Change Management Consulting: The Role of Change Leader
What falls under the change leader job description in best practice change management consulting?
Here's a role description we use in our own change management consulting where we are applying the Accelerating Implementation Methodology (AIM) to complex, large-scale changes in our client organizations:
1. Create and maintain an updated AIM-based program-level implementation plan.
2. Increase the capacity of the organization to implement change.
- Building and maintaining program sponsorship. As a change leader, your change management consulting should be focused on building the cascade of reinforcing sponsors at each management level. The acceleration power is in the cascade of commitment the change leader develops through a structured sponsor contracting process.

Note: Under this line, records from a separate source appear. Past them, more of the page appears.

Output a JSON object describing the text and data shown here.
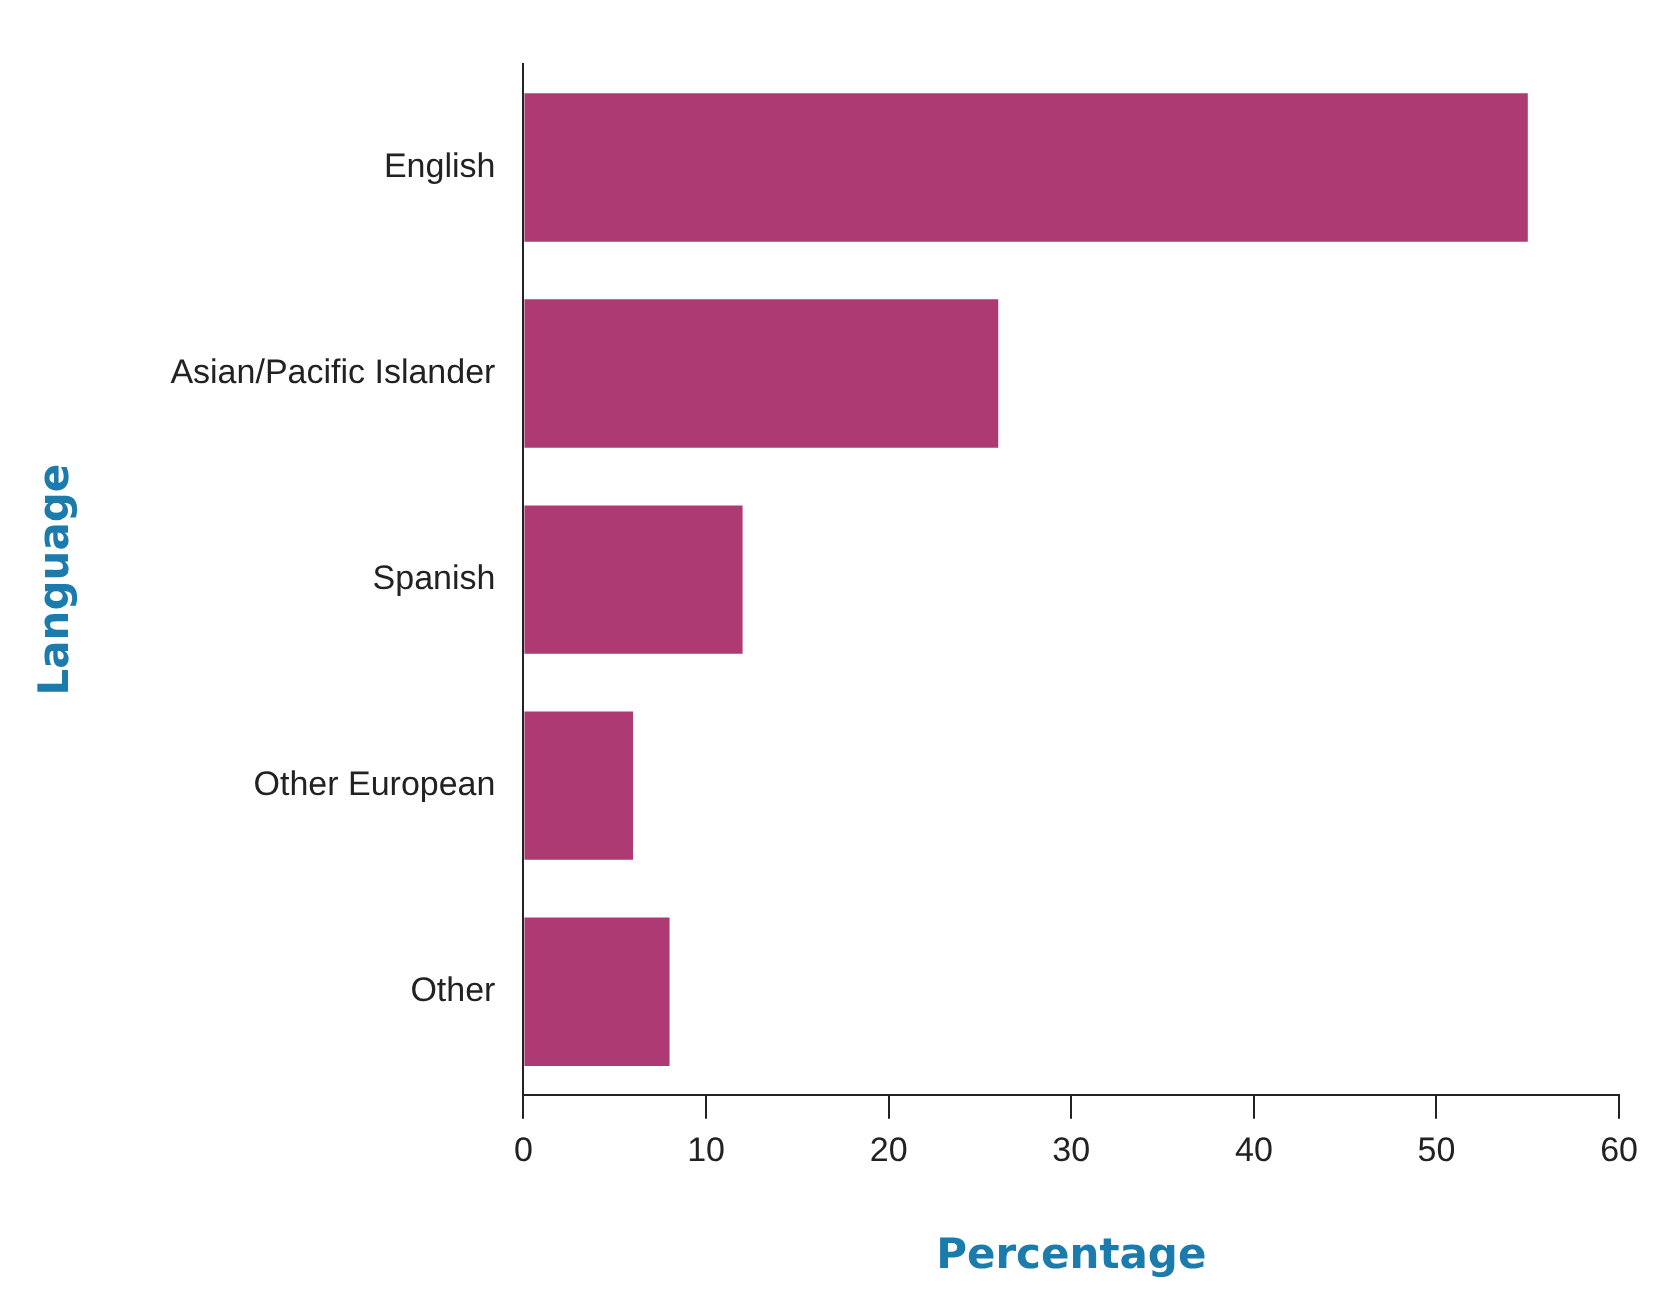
{
  "chart_data": {
    "type": "bar",
    "orientation": "horizontal",
    "xlabel": "Percentage",
    "ylabel": "Language",
    "categories": [
      "English",
      "Asian/Pacific Islander",
      "Spanish",
      "Other European",
      "Other"
    ],
    "values": [
      55,
      26,
      12,
      6,
      8
    ],
    "color": "#ae3a74",
    "xlim": [
      0,
      60
    ],
    "xticks": [
      0,
      10,
      20,
      30,
      40,
      50,
      60
    ],
    "grid": false,
    "legend": false
  }
}
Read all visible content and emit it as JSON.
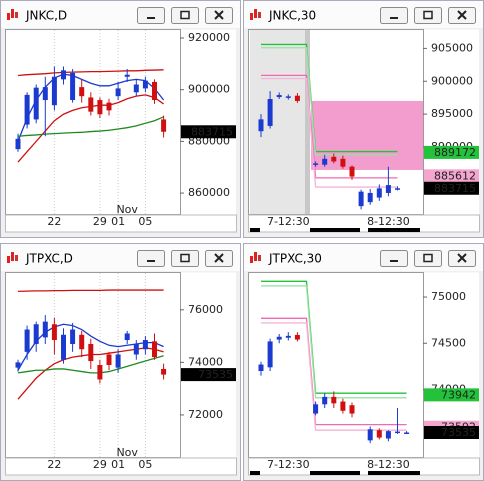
{
  "chart_data": [
    {
      "type": "candlestick",
      "title": "JNKC,D",
      "up_color": "#1a3ad0",
      "down_color": "#d01010",
      "ylim": [
        851900,
        923100
      ],
      "yticks": [
        860000,
        880000,
        900000,
        920000
      ],
      "categories": [
        null,
        null,
        null,
        null,
        "22",
        null,
        null,
        null,
        null,
        "29",
        null,
        "01",
        null,
        null,
        "05",
        null,
        null
      ],
      "categories2": [
        null,
        null,
        null,
        null,
        null,
        null,
        null,
        null,
        null,
        null,
        null,
        null,
        "Nov",
        null,
        null,
        null,
        null
      ],
      "open": [
        877000,
        886500,
        888500,
        896000,
        894000,
        904000,
        896000,
        901000,
        897000,
        896000,
        895000,
        897500,
        905000,
        899000,
        900500,
        903000,
        888500
      ],
      "high": [
        883000,
        899000,
        902000,
        905000,
        909000,
        909000,
        908000,
        904000,
        899000,
        897000,
        896500,
        903000,
        908000,
        904000,
        905000,
        904000,
        890000
      ],
      "low": [
        876000,
        885000,
        887000,
        882000,
        892000,
        902000,
        895000,
        895000,
        890000,
        889000,
        890000,
        896000,
        903000,
        897500,
        899000,
        894500,
        881500
      ],
      "close": [
        881000,
        898000,
        900800,
        901000,
        905000,
        907500,
        906500,
        897500,
        891500,
        890500,
        892000,
        900500,
        905800,
        902000,
        903500,
        896000,
        883715
      ],
      "lines": [
        {
          "color": "#d01010",
          "values": [
            905500,
            905800,
            906000,
            906200,
            906500,
            906700,
            906800,
            906900,
            907000,
            907000,
            907100,
            907200,
            907300,
            907300,
            907500,
            907600,
            907700
          ]
        },
        {
          "color": "#1a3ad0",
          "values": [
            880000,
            889000,
            896000,
            901000,
            904500,
            906000,
            905500,
            904000,
            902500,
            901500,
            901500,
            902500,
            903500,
            904000,
            903500,
            900500,
            896000
          ]
        },
        {
          "color": "#d01010",
          "values": [
            872000,
            876000,
            880000,
            884000,
            888000,
            890500,
            892000,
            893000,
            893500,
            894000,
            894000,
            895000,
            896500,
            897500,
            898000,
            897000,
            894500
          ]
        },
        {
          "color": "#1f8a1f",
          "values": [
            882000,
            882300,
            882500,
            882800,
            883000,
            883200,
            883400,
            883500,
            883800,
            884000,
            884300,
            884800,
            885300,
            886000,
            887000,
            888000,
            889500
          ]
        }
      ],
      "price_labels": [
        {
          "value": 883715,
          "color": "#000000"
        }
      ]
    },
    {
      "type": "candlestick",
      "title": "JNKC,30",
      "up_color": "#1a3ad0",
      "down_color": "#d01010",
      "ylim": [
        879800,
        907800
      ],
      "yticks": [
        890000,
        895000,
        900000,
        905000
      ],
      "categories": [
        null,
        null,
        null,
        "7-12:30",
        null,
        null,
        null,
        null,
        null,
        null,
        null,
        null,
        null,
        null,
        "8-12:30",
        null
      ],
      "open": [
        892400,
        893200,
        897600,
        897500,
        897800,
        null,
        887300,
        887300,
        888500,
        888200,
        887000,
        881000,
        881600,
        882300,
        883000,
        883600
      ],
      "high": [
        895000,
        898500,
        898300,
        898000,
        898200,
        null,
        887800,
        888800,
        889000,
        888700,
        887200,
        883500,
        883600,
        884300,
        887000,
        884000
      ],
      "low": [
        891500,
        892800,
        897300,
        897200,
        896700,
        null,
        887000,
        887000,
        887500,
        886700,
        885000,
        880500,
        881200,
        881800,
        882500,
        883400
      ],
      "close": [
        894200,
        897300,
        897900,
        897700,
        897000,
        null,
        887500,
        888200,
        887800,
        887000,
        885500,
        883200,
        883000,
        883700,
        884200,
        883715
      ],
      "zones": [
        {
          "color": "#f08cc4",
          "low": 886500,
          "high": 897000,
          "start": 6
        }
      ],
      "lines": [
        {
          "color": "#22c33a",
          "values": [
            905600,
            905600,
            905600,
            905600,
            905600,
            905600,
            889300,
            889300,
            889300,
            889300,
            889300,
            889300,
            889300,
            889300,
            889300,
            889300
          ]
        },
        {
          "color": "#9be0a5",
          "values": [
            905100,
            905100,
            905100,
            905100,
            905100,
            905100,
            888800,
            888800,
            888800,
            888800,
            888800,
            888800,
            888800,
            888800,
            888800,
            888800
          ]
        },
        {
          "color": "#f06ab0",
          "values": [
            900900,
            900900,
            900900,
            900900,
            900900,
            900900,
            885300,
            885300,
            885300,
            885300,
            885300,
            885300,
            885300,
            885300,
            885300,
            885300
          ]
        },
        {
          "color": "#f5b3d6",
          "values": [
            900400,
            900400,
            900400,
            900400,
            900400,
            900400,
            883900,
            883900,
            883900,
            883900,
            883900,
            883900,
            883900,
            883900,
            883900,
            883900
          ]
        }
      ],
      "price_labels": [
        {
          "value": 889172,
          "color": "#22c33a"
        },
        {
          "value": 885612,
          "color": "#f5a6cf"
        },
        {
          "value": 883715,
          "color": "#000000"
        }
      ]
    },
    {
      "type": "candlestick",
      "title": "JTPXC,D",
      "up_color": "#1a3ad0",
      "down_color": "#d01010",
      "ylim": [
        70400,
        77400
      ],
      "yticks": [
        72000,
        74000,
        76000
      ],
      "categories": [
        null,
        null,
        null,
        null,
        "22",
        null,
        null,
        null,
        null,
        "29",
        null,
        "01",
        null,
        null,
        "05",
        null,
        null
      ],
      "categories2": [
        null,
        null,
        null,
        null,
        null,
        null,
        null,
        null,
        null,
        null,
        null,
        null,
        "Nov",
        null,
        null,
        null,
        null
      ],
      "open": [
        73800,
        74400,
        74700,
        74950,
        75450,
        74100,
        74700,
        75050,
        74700,
        73900,
        74300,
        73800,
        74850,
        74300,
        74500,
        74800,
        73750
      ],
      "high": [
        74100,
        75400,
        75550,
        75800,
        75700,
        75300,
        75500,
        75200,
        74900,
        74100,
        74400,
        74500,
        75200,
        74850,
        75000,
        75100,
        73950
      ],
      "low": [
        73650,
        74100,
        74400,
        74700,
        74300,
        73950,
        74400,
        74200,
        73750,
        73200,
        73700,
        73600,
        74700,
        74100,
        74300,
        74100,
        73350
      ],
      "close": [
        74000,
        75250,
        75450,
        75550,
        74850,
        75050,
        75250,
        74500,
        74050,
        73350,
        73900,
        74300,
        75100,
        74700,
        74850,
        74200,
        73535
      ],
      "lines": [
        {
          "color": "#d01010",
          "values": [
            76700,
            76710,
            76720,
            76720,
            76730,
            76730,
            76740,
            76740,
            76740,
            76740,
            76750,
            76750,
            76750,
            76750,
            76750,
            76750,
            76750
          ]
        },
        {
          "color": "#1a3ad0",
          "values": [
            73700,
            74300,
            74800,
            75150,
            75350,
            75450,
            75400,
            75250,
            75000,
            74800,
            74650,
            74600,
            74650,
            74700,
            74750,
            74750,
            74600
          ]
        },
        {
          "color": "#d01010",
          "values": [
            72600,
            73000,
            73400,
            73700,
            73950,
            74100,
            74200,
            74250,
            74300,
            74300,
            74350,
            74400,
            74450,
            74500,
            74550,
            74500,
            74400
          ]
        },
        {
          "color": "#1f8a1f",
          "values": [
            73600,
            73650,
            73700,
            73700,
            73750,
            73750,
            73700,
            73650,
            73600,
            73600,
            73650,
            73750,
            73850,
            73950,
            74050,
            74150,
            74250
          ]
        }
      ],
      "price_labels": [
        {
          "value": 73535,
          "color": "#000000"
        }
      ]
    },
    {
      "type": "candlestick",
      "title": "JTPXC,30",
      "up_color": "#1a3ad0",
      "down_color": "#d01010",
      "ylim": [
        73270,
        75260
      ],
      "yticks": [
        74000,
        74500,
        75000
      ],
      "categories": [
        null,
        null,
        null,
        "7-12:30",
        null,
        null,
        null,
        null,
        null,
        null,
        null,
        null,
        null,
        null,
        "8-12:30",
        null,
        null
      ],
      "open": [
        74200,
        74240,
        74540,
        74560,
        74590,
        null,
        73740,
        73840,
        73920,
        73870,
        73830,
        null,
        73450,
        73560,
        73470,
        73530,
        73535
      ],
      "high": [
        74300,
        74550,
        74600,
        74620,
        74620,
        null,
        73870,
        73960,
        73980,
        73900,
        73860,
        null,
        73600,
        73580,
        73560,
        73800,
        73550
      ],
      "low": [
        74150,
        74200,
        74500,
        74530,
        74520,
        null,
        73720,
        73800,
        73800,
        73740,
        73700,
        null,
        73420,
        73460,
        73440,
        73520,
        73520
      ],
      "close": [
        74270,
        74520,
        74570,
        74580,
        74540,
        null,
        73840,
        73920,
        73850,
        73770,
        73740,
        null,
        73570,
        73480,
        73550,
        73545,
        73535
      ],
      "lines": [
        {
          "color": "#22c33a",
          "values": [
            75170,
            75170,
            75170,
            75170,
            75170,
            75170,
            73960,
            73960,
            73960,
            73960,
            73960,
            73960,
            73960,
            73960,
            73960,
            73960,
            73960
          ]
        },
        {
          "color": "#9be0a5",
          "values": [
            75120,
            75120,
            75120,
            75120,
            75120,
            75120,
            73910,
            73910,
            73910,
            73910,
            73910,
            73910,
            73910,
            73910,
            73910,
            73910,
            73910
          ]
        },
        {
          "color": "#f06ab0",
          "values": [
            74770,
            74770,
            74770,
            74770,
            74770,
            74770,
            73620,
            73620,
            73620,
            73620,
            73620,
            73620,
            73620,
            73620,
            73620,
            73620,
            73620
          ]
        },
        {
          "color": "#f5b3d6",
          "values": [
            74720,
            74720,
            74720,
            74720,
            74720,
            74720,
            73560,
            73560,
            73560,
            73560,
            73560,
            73560,
            73560,
            73560,
            73560,
            73560,
            73560
          ]
        }
      ],
      "price_labels": [
        {
          "value": 73942,
          "color": "#22c33a"
        },
        {
          "value": 73592,
          "color": "#f5a6cf"
        },
        {
          "value": 73535,
          "color": "#000000"
        }
      ]
    }
  ]
}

- Developing agent capacity. The network of change agents must have the right skills, traits, and characteristics. You must also be certain you have the right numbers, in the right places. The best way to determine this is through key role mapping-- one of the most critical deliverables of the change management consulting process.
- Improving target readiness. The change leader must have have a plan in place to identify the sources of resistance, manage the resistance, and build readiness through pro-active strategies like involvement.
3. Provide AIM change management consulting and support to both sponsors and agents. This should include a targeted education and awareness-building plan that is fit for purpose for each audience. It's not enough to just educate the change agents; sponsors need education as well so that they are aware of the critical role they play in expressing, modeling, and reinforcing the change.
4. Assure that project work plans and change implementation plans are integrated, both vertically and program-wide. Change plans should not be bolted on or run in parallel to the technical project plan--
5. Assess and then communicate implementation risks to the steering committee in a timely and direct fashion. Note that it is extremely useful if the steering committee has a strategic awareness of the elements of the change management methodology from a leadership perspective-- how do the human, cultural and organizational elements of the change affect the speed and likelihood of value realization for projects?
6. Develop and deploy strategies to address program-wide implementation risks/themes/issues. The change leader must have a grasp of implementation risks given the inter-dependencies of the projects, and deploy strategies to overcome barriers to change. These barriers to change are dynamic so the AIM "risk dashboard" is the test-ground for identifying what is happening right now and what actions need to be taken. The change management practices can't be a "check the box" activity-- you are never done generating sponsorship, building readiness, developing communication, or building reinforcements until you achieve all the business, technical, and human objectives for the change.
7. "Be the Change." The change leader must visibly and consistently demonstrate the behaviors that are consistent with the future state.